Короче, тупик. Или все–таки пропасть?
В общем, в тот момент мне показалось, что в моем случае будущее — термин скорее из области прошлого. Согласен, звучит абсурдно, но что еще должен чувствовать, к примеру, крот, показавший солнцу нос, крот, улавливающий своим тонким, благодаря отсутствию зрения, обонянием терпкий запах мужского пота? Воспримет он это как опасность или в его кротовой башке не успеет и промелькнуть мыслишка, даже в последнее мгновение — в то самое, когда он услышит рассекающий воздух свист лопаты? Может, так оно и лучше, не успеть ничего понять до того, как голова отлетает от тела и кувыркается, потеряв связь с организмом, но еще не растеряв до конца мысли, достаточные, чтобы сообразить, что мир вокруг почему–то завертелся волчком.
Вся мудрость мира так и не научила меня не бояться смерти. В мое оправдание свидетельствовала лишь моя молодость: ну что общего с мудростью имеет современный тридцатилетний мужчина? Впрочем, у меня все же хватило ума понять, что передо мной — действительно он.
Единственно возможный выход в условиях, когда засыпаны все знакомые норы. Прямо под свистящую гильотину заточенной в противостоянии с черноземом лопаты.

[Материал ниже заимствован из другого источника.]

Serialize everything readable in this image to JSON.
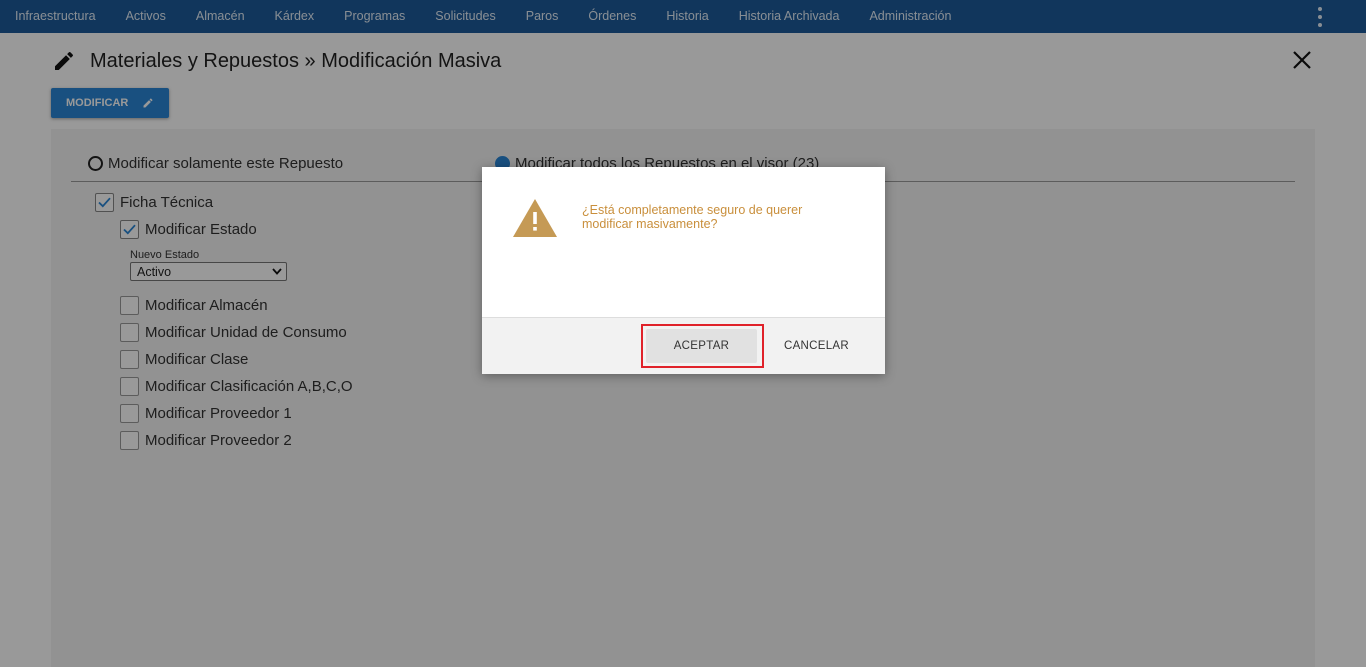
{
  "nav": {
    "items": [
      "Infraestructura",
      "Activos",
      "Almacén",
      "Kárdex",
      "Programas",
      "Solicitudes",
      "Paros",
      "Órdenes",
      "Historia",
      "Historia Archivada",
      "Administración"
    ]
  },
  "header": {
    "title": "Materiales y Repuestos » Modificación Masiva",
    "modify_label": "MODIFICAR"
  },
  "scope": {
    "option_single": "Modificar solamente este Repuesto",
    "option_all": "Modificar todos los Repuestos en el visor (23)",
    "selected": "all"
  },
  "form": {
    "ficha_tecnica": {
      "label": "Ficha Técnica",
      "checked": true
    },
    "modificar_estado": {
      "label": "Modificar Estado",
      "checked": true
    },
    "nuevo_estado": {
      "label": "Nuevo Estado",
      "value": "Activo"
    },
    "options": [
      {
        "label": "Modificar Almacén",
        "checked": false
      },
      {
        "label": "Modificar Unidad de Consumo",
        "checked": false
      },
      {
        "label": "Modificar Clase",
        "checked": false
      },
      {
        "label": "Modificar Clasificación A,B,C,O",
        "checked": false
      },
      {
        "label": "Modificar Proveedor 1",
        "checked": false
      },
      {
        "label": "Modificar Proveedor 2",
        "checked": false
      }
    ]
  },
  "dialog": {
    "message": "¿Está completamente seguro de querer modificar masivamente?",
    "accept_label": "ACEPTAR",
    "cancel_label": "CANCELAR",
    "icon": "warning-icon",
    "accent_color": "#c59a55"
  },
  "colors": {
    "nav_bg": "#1d5b9a",
    "primary": "#2a86d6",
    "highlight": "#e0222a"
  }
}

Люди не очень–то любят портить себе настроение разговорами о том, что будет после.
«Давайте не будем о грустном» — так легко, словно рулонные шторы, сворачивается любая беседа на тему смерти. Потом заканчивается сама беседа — на устраивающей всех нелепой фразе, что–то вроде «все будет хорошо», и люди расходятся с глупыми улыбками, с внушенной себе и другим уверенностью, что все и правда сложиться прекрасно. Мысль, уводящая смерть в четвертое измерение, параллельное, но не пересекающееся, как им кажется в момент эйфории, с человеческими тремя.

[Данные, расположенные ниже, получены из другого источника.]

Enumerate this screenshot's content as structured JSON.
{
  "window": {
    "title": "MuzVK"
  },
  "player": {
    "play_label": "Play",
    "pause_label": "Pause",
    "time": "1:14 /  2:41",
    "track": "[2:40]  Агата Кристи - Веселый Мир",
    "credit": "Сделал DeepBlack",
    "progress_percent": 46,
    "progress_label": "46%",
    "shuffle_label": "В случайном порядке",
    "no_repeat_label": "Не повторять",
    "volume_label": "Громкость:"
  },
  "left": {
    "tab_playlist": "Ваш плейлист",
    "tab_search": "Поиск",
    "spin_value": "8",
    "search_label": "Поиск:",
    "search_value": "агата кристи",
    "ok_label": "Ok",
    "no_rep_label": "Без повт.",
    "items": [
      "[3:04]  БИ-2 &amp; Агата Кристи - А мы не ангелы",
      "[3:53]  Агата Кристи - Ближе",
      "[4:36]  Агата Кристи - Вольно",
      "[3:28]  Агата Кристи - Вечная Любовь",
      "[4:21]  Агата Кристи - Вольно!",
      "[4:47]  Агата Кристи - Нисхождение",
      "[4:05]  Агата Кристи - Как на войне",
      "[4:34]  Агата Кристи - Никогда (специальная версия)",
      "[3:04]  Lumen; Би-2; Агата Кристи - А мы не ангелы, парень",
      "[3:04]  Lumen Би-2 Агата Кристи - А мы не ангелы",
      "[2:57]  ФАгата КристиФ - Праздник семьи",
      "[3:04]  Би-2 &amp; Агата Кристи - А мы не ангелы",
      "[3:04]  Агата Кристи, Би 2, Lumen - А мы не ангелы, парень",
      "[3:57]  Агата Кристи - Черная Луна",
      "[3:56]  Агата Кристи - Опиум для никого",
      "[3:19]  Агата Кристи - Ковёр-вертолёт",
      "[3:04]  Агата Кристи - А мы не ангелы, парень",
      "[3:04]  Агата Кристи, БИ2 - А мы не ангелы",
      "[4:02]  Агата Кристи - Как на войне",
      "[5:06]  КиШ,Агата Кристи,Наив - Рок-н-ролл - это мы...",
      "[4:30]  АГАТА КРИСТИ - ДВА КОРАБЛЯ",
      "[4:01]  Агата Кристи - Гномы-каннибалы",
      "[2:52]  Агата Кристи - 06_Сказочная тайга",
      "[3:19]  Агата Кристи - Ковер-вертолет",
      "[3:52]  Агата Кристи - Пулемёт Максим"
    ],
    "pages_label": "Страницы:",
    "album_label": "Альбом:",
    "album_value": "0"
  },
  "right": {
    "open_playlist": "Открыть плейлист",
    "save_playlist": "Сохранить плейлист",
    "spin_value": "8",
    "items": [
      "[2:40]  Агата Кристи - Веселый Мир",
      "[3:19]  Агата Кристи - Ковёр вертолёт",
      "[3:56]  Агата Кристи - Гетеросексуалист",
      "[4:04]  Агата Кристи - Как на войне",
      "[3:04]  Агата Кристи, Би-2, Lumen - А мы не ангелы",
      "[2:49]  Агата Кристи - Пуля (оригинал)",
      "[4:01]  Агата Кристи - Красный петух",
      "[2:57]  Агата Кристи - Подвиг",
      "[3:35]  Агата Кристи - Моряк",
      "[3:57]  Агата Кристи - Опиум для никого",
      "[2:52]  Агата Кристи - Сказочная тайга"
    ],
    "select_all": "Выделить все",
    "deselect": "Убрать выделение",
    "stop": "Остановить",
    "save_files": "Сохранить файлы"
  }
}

Потом люди умирают, а вместе с ними — память о беседе, завершившейся на оптимистичной ноте и вроде бы однозначным приговором для смерти, и оказывается, что измерение, в котором существует смерть — нечто вроде черной дыры, а люди — небесные тела, почти незаметные в бездне космоса метеориты. Даже самые яркие из них, сверкнувшие кометой, проносятся незаметно, в лучшем случае оставляя тающий на небосклоне след.
Так что оставьте, ради Бога — единственного, кто может претендовать на бессмертие, — все эти разговоры о вечности.
Никакого тоннеля, ведущего из одной жизни в другую, нет: это такая же глупость как переход через коридор черной дыры из одной Вселенной в другую. Куда более совершенную, как принято считать у сумасшедших поклонников альтернативных теорий.
Жизнь после смерти — косметическое ухищрение последней, нелепое, как образ старухи с косой. Сама же старушенция — всего лишь страшилка, посмеявшись над которой, человек и попадается на крючок, решив, что смерть, в сущности, не так и ужасна, а может, и вовсе не страшна, а скорее всего — и не смерть вовсе, а переход к новой беззаботной жизни. Мечта, так и не осуществившаяся на земле.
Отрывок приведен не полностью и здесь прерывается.